As industry demands a higher pace of change, we need to encourage increased speed to delivery through our pipeline. This includes baseline controls such as static code analysis (deployment of sonarqube), automated security policy configurations and automated policy audits of network configurations (cfn-nag and cloudcustodian/stax). As echoed through the DevSecOps meetup, industry leaders such as Puppet are championing change by embedding preventative controls such as mandatory access controls into the containers, in Scott’s case it is App Armour, at some of our customers it is SELinux.

In the context of risk, your developers are now your first level of defence. Your internal auditors form up part of your second level of defence. In implying and designating greater ownership and accountability of the code, developers must be equipped with the right tools and assets. One such tool we have equipped our developers is with BLESS (Bastion Host Lambda Ephemeral SSH Service). This ensures privileged access is time-constrained and temporary.

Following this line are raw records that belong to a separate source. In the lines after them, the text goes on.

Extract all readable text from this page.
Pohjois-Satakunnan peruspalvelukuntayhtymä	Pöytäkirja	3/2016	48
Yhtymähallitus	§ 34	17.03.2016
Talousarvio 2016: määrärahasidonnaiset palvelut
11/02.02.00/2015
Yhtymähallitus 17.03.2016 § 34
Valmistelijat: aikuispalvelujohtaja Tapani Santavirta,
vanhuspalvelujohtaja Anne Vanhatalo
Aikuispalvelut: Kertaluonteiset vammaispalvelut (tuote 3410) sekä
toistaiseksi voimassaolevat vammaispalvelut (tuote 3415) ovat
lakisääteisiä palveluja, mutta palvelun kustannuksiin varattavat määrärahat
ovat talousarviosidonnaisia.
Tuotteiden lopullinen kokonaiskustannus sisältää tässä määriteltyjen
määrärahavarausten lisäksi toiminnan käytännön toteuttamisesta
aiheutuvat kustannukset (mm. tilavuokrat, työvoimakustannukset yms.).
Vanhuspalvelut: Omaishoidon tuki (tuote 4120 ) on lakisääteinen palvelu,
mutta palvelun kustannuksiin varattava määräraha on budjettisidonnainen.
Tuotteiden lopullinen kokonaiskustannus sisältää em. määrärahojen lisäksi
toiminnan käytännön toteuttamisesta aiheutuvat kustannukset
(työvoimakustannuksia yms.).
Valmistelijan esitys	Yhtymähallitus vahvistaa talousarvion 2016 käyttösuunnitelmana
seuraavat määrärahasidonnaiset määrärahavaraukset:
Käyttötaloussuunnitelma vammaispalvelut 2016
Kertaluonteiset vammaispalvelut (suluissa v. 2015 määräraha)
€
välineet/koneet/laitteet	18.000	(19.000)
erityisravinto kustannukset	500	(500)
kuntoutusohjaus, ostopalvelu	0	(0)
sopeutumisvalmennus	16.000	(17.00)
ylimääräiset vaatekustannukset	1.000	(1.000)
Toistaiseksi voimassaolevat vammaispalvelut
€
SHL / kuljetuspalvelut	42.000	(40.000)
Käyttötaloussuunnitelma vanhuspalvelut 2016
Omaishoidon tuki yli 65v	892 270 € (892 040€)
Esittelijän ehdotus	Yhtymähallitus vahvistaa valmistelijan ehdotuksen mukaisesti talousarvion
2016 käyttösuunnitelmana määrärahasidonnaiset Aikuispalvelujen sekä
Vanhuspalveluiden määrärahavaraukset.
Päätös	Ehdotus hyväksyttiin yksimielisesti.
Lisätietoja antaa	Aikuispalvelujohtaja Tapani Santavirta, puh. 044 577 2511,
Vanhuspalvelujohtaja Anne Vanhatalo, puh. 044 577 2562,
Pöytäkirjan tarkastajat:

IT security isn’t a place for traditional commercial rivalry, and there is much we can learn from sharing tips, tools and war stories with each other, and I would encourage anyone considering transitioning to a DevSecOps model or those who are already on the journey to attend meetups, collaborate online and engage with the wider security and development community in these matters. I’d also encourage you to get out there and share your knowledge and experiences with others, so we can collectively uplift DevSecOps practices for the good of the industry.

Sarah Young is a security architect in Versent’s security practice and works with customers to design secure cloud solutions and uplift the security posture of IT environments and processes. She is an advocate of encouraging more women to take up roles in IT, and spends her free time working her way through her “hit list” of hipster brunch establishments.